Der Junge war gar nicht so dumm, wie Lucius manchmal befürchtete. Im Gegenteil. Snape wusste, wie begabt und intelligent er war, nur leider ließ er sich meist von seiner Selbstgefälligkeit und Arroganz leiten, was es ihm unnötig schwer machte.
Avessa schien ähnlich zu denken. „Das...klingt logisch, Draco", sagte sie und er lachte unwillkürlich auf. „Hey, warum klingst du dabei so überrascht?" Sie errötete leicht und hob eine Schulter. „Entschuldige...so meinte ich es gar nicht. Ich war eher überrascht, dass ich nicht darauf gekommen bin." Sie legte die Hände über die Augen und atmete tief durch.

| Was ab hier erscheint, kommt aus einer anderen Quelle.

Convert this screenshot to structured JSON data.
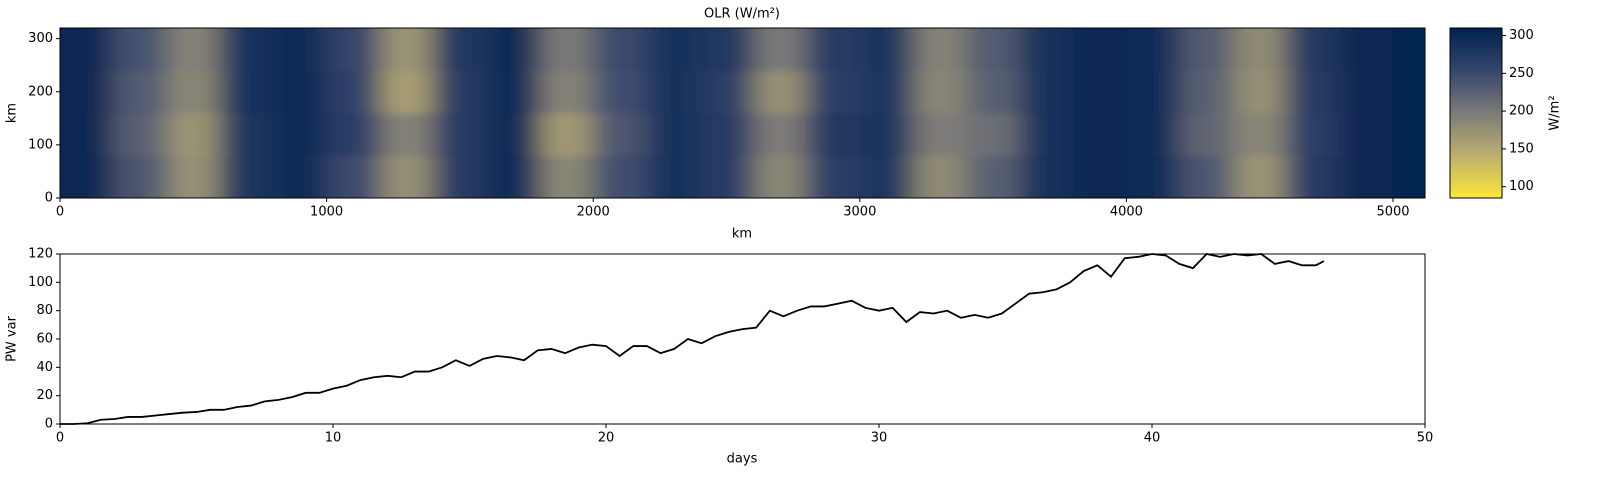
{
  "chart_data": [
    {
      "type": "heatmap",
      "title": "OLR (W/m²)",
      "xlabel": "km",
      "ylabel": "km",
      "xlim": [
        0,
        5120
      ],
      "xticks": [
        0,
        1000,
        2000,
        3000,
        4000,
        5000
      ],
      "ylim": [
        0,
        320
      ],
      "yticks": [
        0,
        100,
        200,
        300
      ],
      "x_edges": [
        0,
        200,
        400,
        600,
        800,
        1000,
        1200,
        1400,
        1600,
        1800,
        2000,
        2200,
        2400,
        2600,
        2800,
        3000,
        3200,
        3400,
        3600,
        3800,
        4000,
        4200,
        4400,
        4600,
        4800,
        5000,
        5120
      ],
      "y_edges": [
        0,
        80,
        160,
        240,
        320
      ],
      "z": [
        [
          300,
          235,
          175,
          280,
          295,
          250,
          175,
          270,
          295,
          185,
          245,
          285,
          270,
          185,
          265,
          280,
          180,
          225,
          285,
          300,
          295,
          235,
          170,
          270,
          300,
          305
        ],
        [
          300,
          225,
          170,
          280,
          295,
          265,
          190,
          270,
          295,
          165,
          235,
          285,
          270,
          195,
          275,
          280,
          195,
          210,
          285,
          300,
          295,
          220,
          185,
          265,
          300,
          305
        ],
        [
          300,
          230,
          185,
          285,
          295,
          260,
          160,
          270,
          295,
          190,
          245,
          285,
          265,
          175,
          265,
          280,
          185,
          225,
          285,
          300,
          295,
          225,
          175,
          270,
          300,
          305
        ],
        [
          300,
          240,
          190,
          285,
          295,
          255,
          170,
          275,
          295,
          200,
          250,
          285,
          275,
          200,
          270,
          280,
          190,
          230,
          285,
          300,
          295,
          230,
          180,
          275,
          300,
          305
        ]
      ],
      "colorbar": {
        "label": "W/m²",
        "clim": [
          85,
          310
        ],
        "ticks": [
          100,
          150,
          200,
          250,
          300
        ],
        "colors": [
          "#fee838",
          "#bcaf6f",
          "#7c7b78",
          "#35456c",
          "#00224e"
        ]
      }
    },
    {
      "type": "line",
      "xlabel": "days",
      "ylabel": "PW var",
      "color": "#000000",
      "xlim": [
        0,
        50
      ],
      "xticks": [
        0,
        10,
        20,
        30,
        40,
        50
      ],
      "ylim": [
        0,
        120
      ],
      "yticks": [
        0,
        20,
        40,
        60,
        80,
        100,
        120
      ],
      "x": [
        0,
        0.5,
        1,
        1.5,
        2,
        2.5,
        3,
        3.5,
        4,
        4.5,
        5,
        5.5,
        6,
        6.5,
        7,
        7.5,
        8,
        8.5,
        9,
        9.5,
        10,
        10.5,
        11,
        11.5,
        12,
        12.5,
        13,
        13.5,
        14,
        14.5,
        15,
        15.5,
        16,
        16.5,
        17,
        17.5,
        18,
        18.5,
        19,
        19.5,
        20,
        20.5,
        21,
        21.5,
        22,
        22.5,
        23,
        23.5,
        24,
        24.5,
        25,
        25.5,
        26,
        26.5,
        27,
        27.5,
        28,
        28.5,
        29,
        29.5,
        30,
        30.5,
        31,
        31.5,
        32,
        32.5,
        33,
        33.5,
        34,
        34.5,
        35,
        35.5,
        36,
        36.5,
        37,
        37.5,
        38,
        38.5,
        39,
        39.5,
        40,
        40.5,
        41,
        41.5,
        42,
        42.5,
        43,
        43.5,
        44,
        44.5,
        45,
        45.5,
        46,
        46.3
      ],
      "values": [
        0,
        0,
        0.5,
        3,
        3.5,
        5,
        5,
        6,
        7,
        8,
        8.5,
        10,
        10,
        12,
        13,
        16,
        17,
        19,
        22,
        22,
        25,
        27,
        31,
        33,
        34,
        33,
        37,
        37,
        40,
        45,
        41,
        46,
        48,
        47,
        45,
        52,
        53,
        50,
        54,
        56,
        55,
        48,
        55,
        55,
        50,
        53,
        60,
        57,
        62,
        65,
        67,
        68,
        80,
        76,
        80,
        83,
        83,
        85,
        87,
        82,
        80,
        82,
        72,
        79,
        78,
        80,
        75,
        77,
        75,
        78,
        85,
        92,
        93,
        95,
        100,
        108,
        112,
        104,
        117,
        118,
        120,
        119,
        113,
        110,
        120,
        118,
        120,
        119,
        120,
        113,
        115,
        112,
        112,
        115
      ]
    }
  ]
}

Draco sah sie an. „Das passiert dir zurzeit häufiger, hm? Ich meine das mit der Magie..." Sie sah auf und biss sich auf die Unterlippe, eine Geste, die Snape bei den meisten Schülern enervierend fand. „Ja, irgendwie schon. Ich...ich weiß nicht, warum."
„Vielleicht hat es etwas mit...na ja, mit dem...Trank zu tun?", fragte Draco langsam und sie sah aus großen Augen zu ihm. „Wieso der Trank?" Auch Snape, der sich eigentlich schon hatte abwenden wollen, blieb unwillkürlich stehen, war die Idee nicht abwegig. Er sah, wie Draco etwas unsicher zu Avessa sah.
„Na ja...ich dachte vielleicht...also...diese Schmerzen sind, wenn ich die Bücher richtig deute, extrem." Avessa hob die Schultern. „Ich kann mich nicht erinnern, aber ja...das habe ich auch gelesen...sie können im Ernstfall entweder zum Tod oder zum Verlust des Geistes führen", sagte sie sehr leise und ihre melodische Stimme klang etwas unsicher, was Snape die Stirn runzeln ließ.
„Richtig", erwiderte Draco. „Aber was, wenn...sie aufgrund der Heftigkeit und Schwere auch auf die Magie Auswirkungen haben?" Avessa machte große Augen und erhob sich aufgeregt. Irgendwie war es erfrischend, sie zu beobachten, wenn eine Erkenntnis oder eine Idee sie gepackt hatte und er musste sich eingestehen, dass er ihre ruhige Konzentration beim Lernen und Nachdenken das ein oder andere Mal bereits beobachtet hatte im Unterricht. Dieses Mädchen liebte Wissen. Eine Eigenschaft, die er durchaus zu schätzen wusste, deckte sie sich mit der seinen.
„Natürlich! Draco, du bist gerade...wie so ein Ravenclaw." Draco schnitt eine Grimasse und sie kicherte. „Wie auch immer. Das ergibt total Sinn! Ich meine...meine Muskeln haben auch immer noch mal Zuckungen und mir ist oft schlecht, sodass ich nichts essen mag. Ich nehme an, das ist, weil sich alles so verkrampft hat, als ich unter den Auswirkungen des Trankes war...", sagte sie mit nachdenklicher Stimme, während Draco sie von ihr unbemerkt, betroffen anblickte bei den Worten.
„Warum also sollte nicht auch meine mentale...Kontrolle geschwächt sein?", murmelte sie weiter und Snape entfernte sich langsam, weiter durch den Garten zu schlendern, in Gedanken bei diesen neuen Ideen. Sie würden bedeuten, dass es nichts derart Außergewöhnliches an ihrer Magie gab, wie er gedacht hatte... Er spürte Enttäuschung und doch hatte er auch das Gefühl, dass es nicht ganz stimmte...irgendwas...
Und dann fiel es ihm ein. Es konnte nicht nur an dem Trank liegen...die Eruptionen, gekoppelt an ihre Empfindungen? Ja. Aber die Sache mit dem Arm im Feuer war vor Weihnachten passiert...oder? Er ging weiter, die Pflanzen kaum beachtend und die Stimmen der Jugendlichen eher im Hintergrund wahrnehmend.